Dans cette même nuit, presque au même moment, à quelques pas de là, un fait sinistre s’accomplissait.

Après la prise de la barricade où Pierre Tissié avait été tué, soixante-dix ou quatre-vingts combattants s’étaient retirés en bon ordre par la rue Saint-Sauveur. Ils étaient arrivés rue Montorgueil et s’étaient ralliés au point de jonction des rues du Petit-Carreau et du Cadran. La rue monte en cet endroit. Il y avait là, au point où la rue du Petit-Carreau touche à la rue de Cléry, une barricade abandonnée, assez haute et bien bâtie. On s’y était battu dans la matinée. Les soldats l’avaient prise et ne l’avaient pas démolie. Pourquoi ? Il y a eu, nous l’avons dit, plusieurs énigmes de ce genre dans cette journée.

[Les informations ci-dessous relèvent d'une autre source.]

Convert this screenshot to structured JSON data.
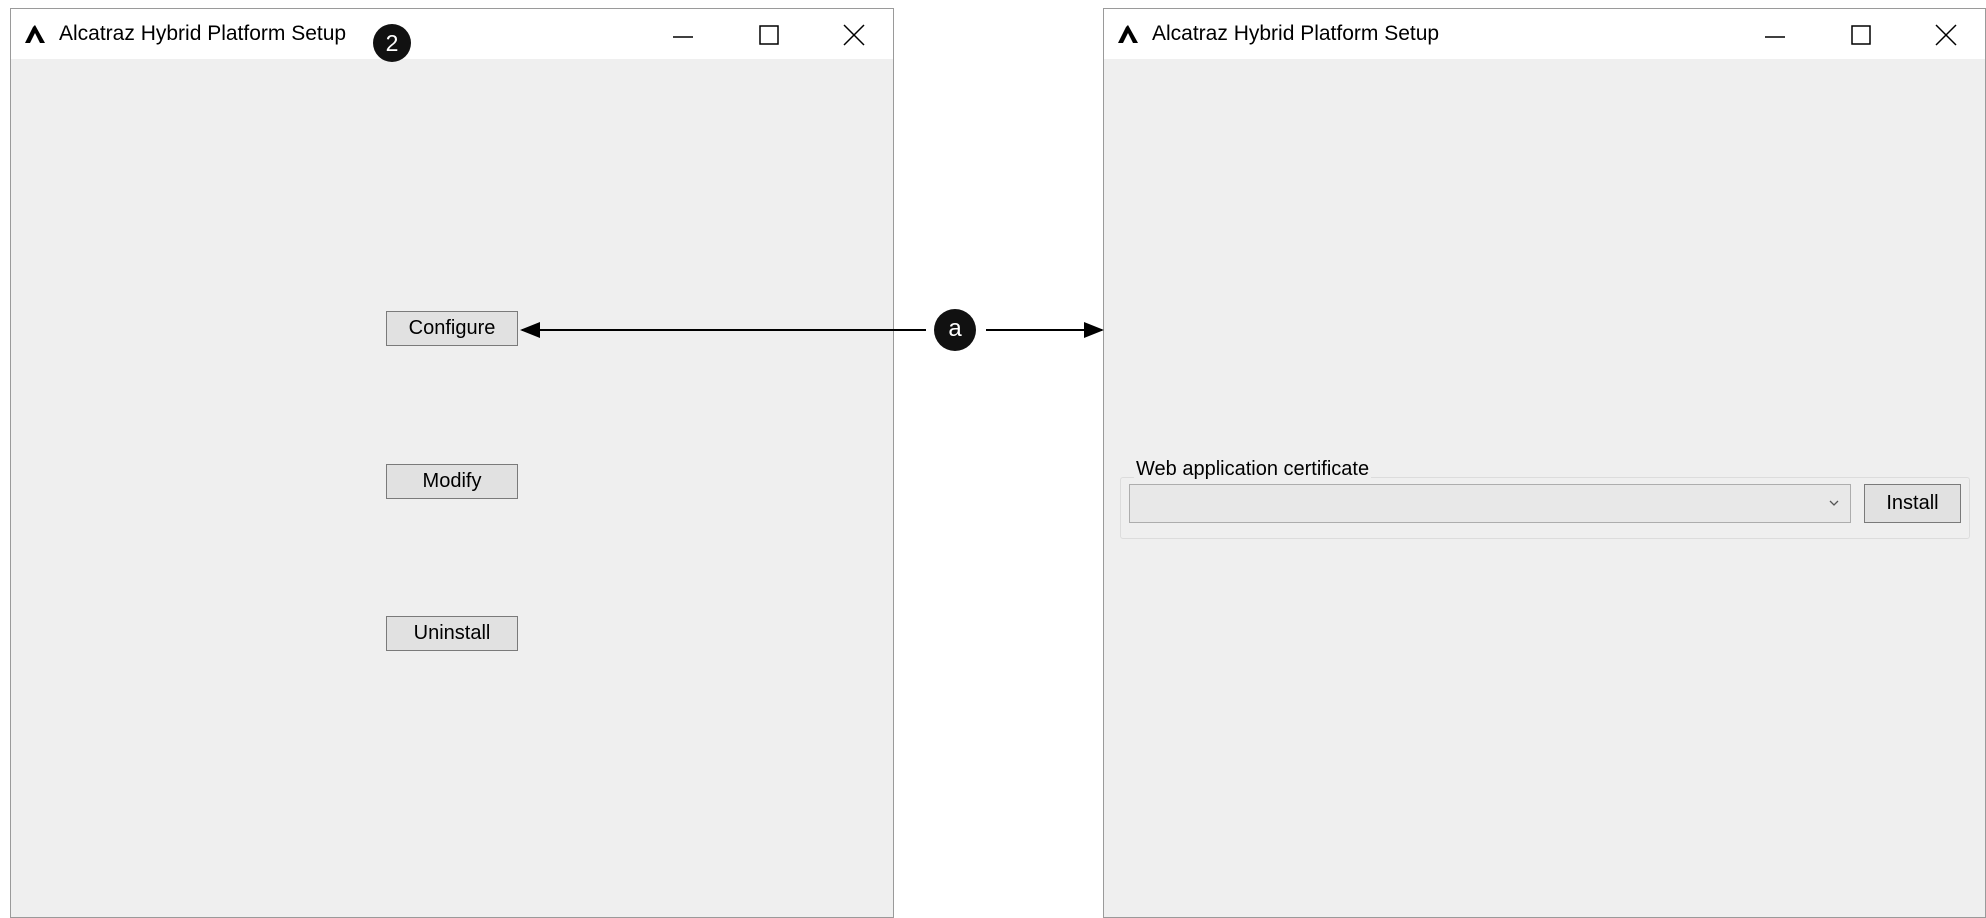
{
  "left_window": {
    "title": "Alcatraz Hybrid Platform Setup",
    "step_badge": "2",
    "buttons": {
      "configure": "Configure",
      "modify": "Modify",
      "uninstall": "Uninstall"
    },
    "controls": [
      "minimize-icon",
      "maximize-icon",
      "close-icon"
    ]
  },
  "right_window": {
    "title": "Alcatraz Hybrid Platform Setup",
    "certificate_group": {
      "legend": "Web application certificate",
      "selected_value": "",
      "install_label": "Install"
    },
    "controls": [
      "minimize-icon",
      "maximize-icon",
      "close-icon"
    ]
  },
  "annotation": {
    "label": "a"
  },
  "colors": {
    "window_bg": "#efefef",
    "titlebar_bg": "#ffffff",
    "button_bg": "#e1e1e1",
    "badge_bg": "#111111"
  }
}
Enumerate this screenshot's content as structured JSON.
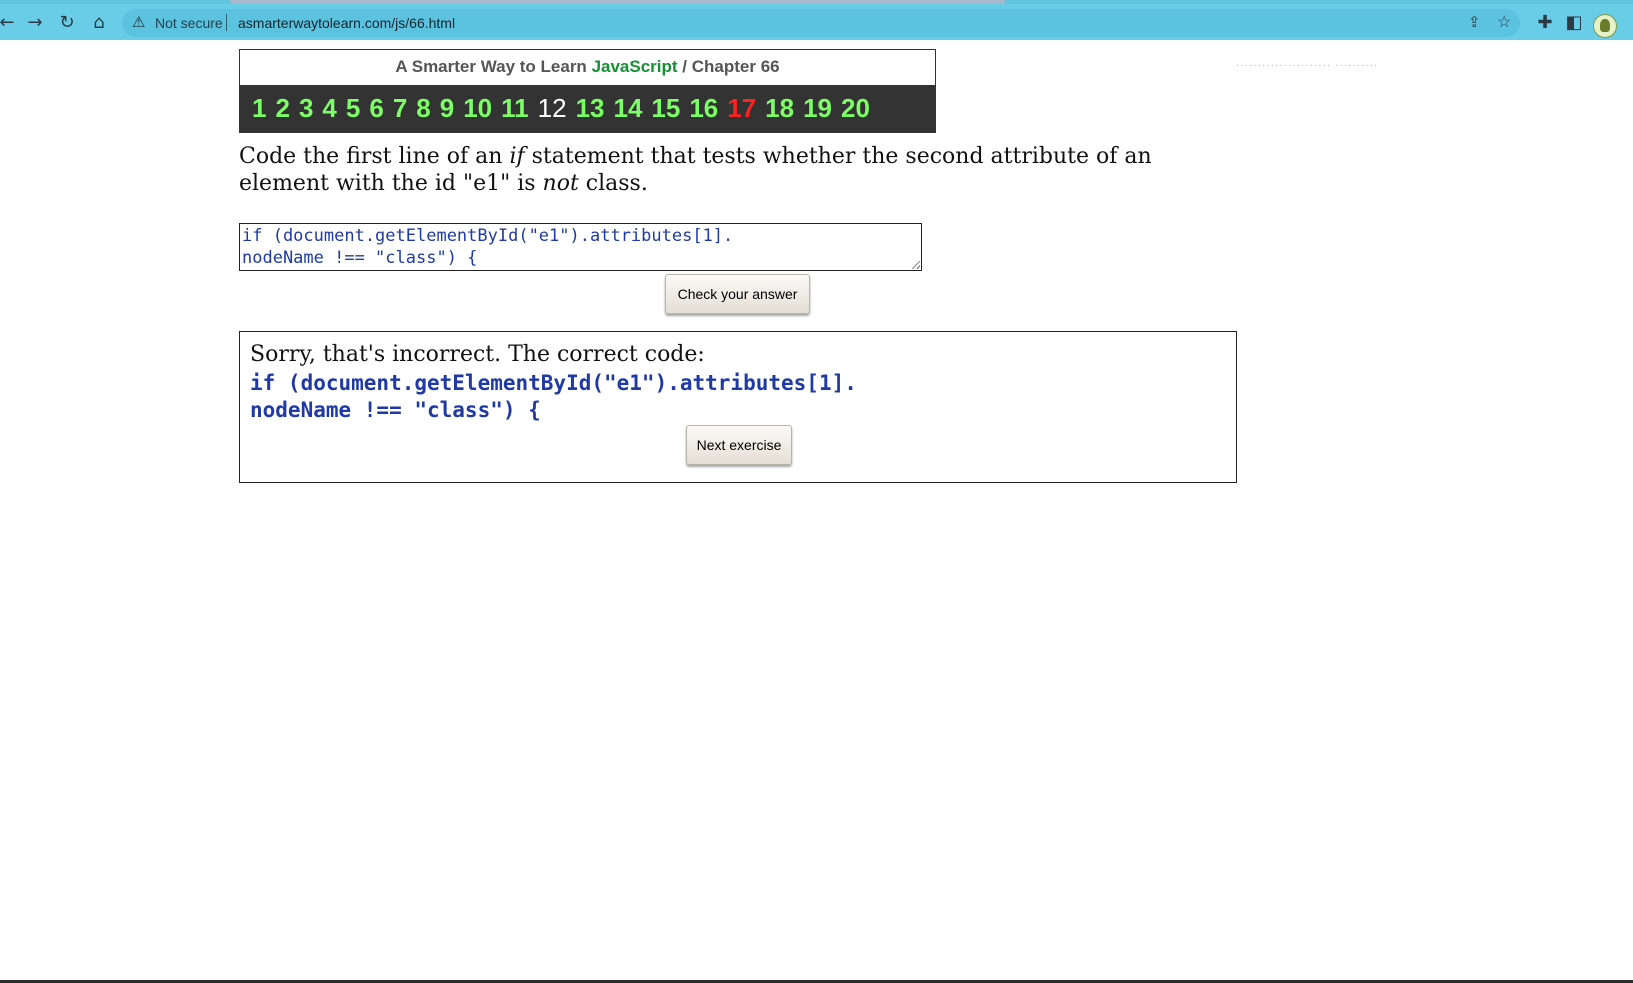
{
  "browser": {
    "security_label": "Not secure",
    "url": "asmarterwaytolearn.com/js/66.html",
    "icons": [
      "back-icon",
      "forward-icon",
      "reload-icon",
      "home-icon",
      "warning-icon",
      "share-icon",
      "star-icon",
      "extensions-icon",
      "side-panel-icon",
      "profile-avatar"
    ]
  },
  "header": {
    "title_prefix": "A Smarter Way to Learn",
    "title_brand": "JavaScript",
    "title_sep": "/",
    "chapter": "Chapter 66",
    "exercises": [
      "1",
      "2",
      "3",
      "4",
      "5",
      "6",
      "7",
      "8",
      "9",
      "10",
      "11",
      "12",
      "13",
      "14",
      "15",
      "16",
      "17",
      "18",
      "19",
      "20"
    ],
    "current_exercise": "12",
    "highlight_exercise": "17",
    "colors": {
      "number": "#7cff65",
      "current": "#ffffff",
      "highlight": "#ff2222",
      "brand": "#149132"
    }
  },
  "question": {
    "part1": "Code the first line of an ",
    "em1": "if",
    "part2": " statement that tests whether the second attribute of an element with the id \"e1\" is ",
    "em2": "not",
    "part3": " class."
  },
  "answer": {
    "value": "if (document.getElementById(\"e1\").attributes[1].\nnodeName !== \"class\") {"
  },
  "check_button": "Check your answer",
  "feedback": {
    "message": "Sorry, that's incorrect. The correct code:",
    "correct_code": "if (document.getElementById(\"e1\").attributes[1].\nnodeName !== \"class\") {",
    "next_button": "Next exercise"
  }
}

Le groupe armé qui venait de la rue Saint-Denis s’était arrêté là et avait attendu. Ces hommes s’étonnaient de n’avoir pas été poursuivis. La troupe avait-elle craint de s’engager à leur suite dans ces petites rues étroites où chaque angle de maison peut cacher une embuscade ? Un contre-ordre avait-il été donné ? Ils faisaient force conjectures. Du reste, ils entendaient tout à côté d’eux, sur le boulevard évidemment, un bruit effrayant de mousqueterie et une canonnade qui ressemblait à un tonnerre continu. N’ayant plus de munitions, ils étaient réduits à écouter. S’ils avaient su ce qui se passait là, ils auraient compris pourquoi on ne les avait pas poursuivis. C’était la boucherie du boulevard qui commençait. Les généraux employés au massacre avaient laissé là la bataille.

Les fuyards du boulevard affluaient de leur côté, mais quand ils apercevaient la barricade, ils rebroussaient chemin. Quelques-uns pourtant vinrent les joindre, indignés et criant vengeance. Un qui demeurait de ce côté courut chez lui et en rapporta un petit baril de fer-blanc plein de cartouches.

C’était de quoi se battre une heure. Il se mirent à construire une barricade à l’angle de la rue du Cadran. De cette façon, la rue du Petit-Carreau, fermée de deux barricades, l’une vers la rue de Cléry, l’autre au coin de la rue du Cadran, dominait toute la rue Montorgueil. Ils étaient entre les deux barricades comme dans une citadelle. La seconde barricade était plus basse que la première.

Ces hommes avaient presque tous des habits. Quelques-uns remuaient les pavés avec des gants.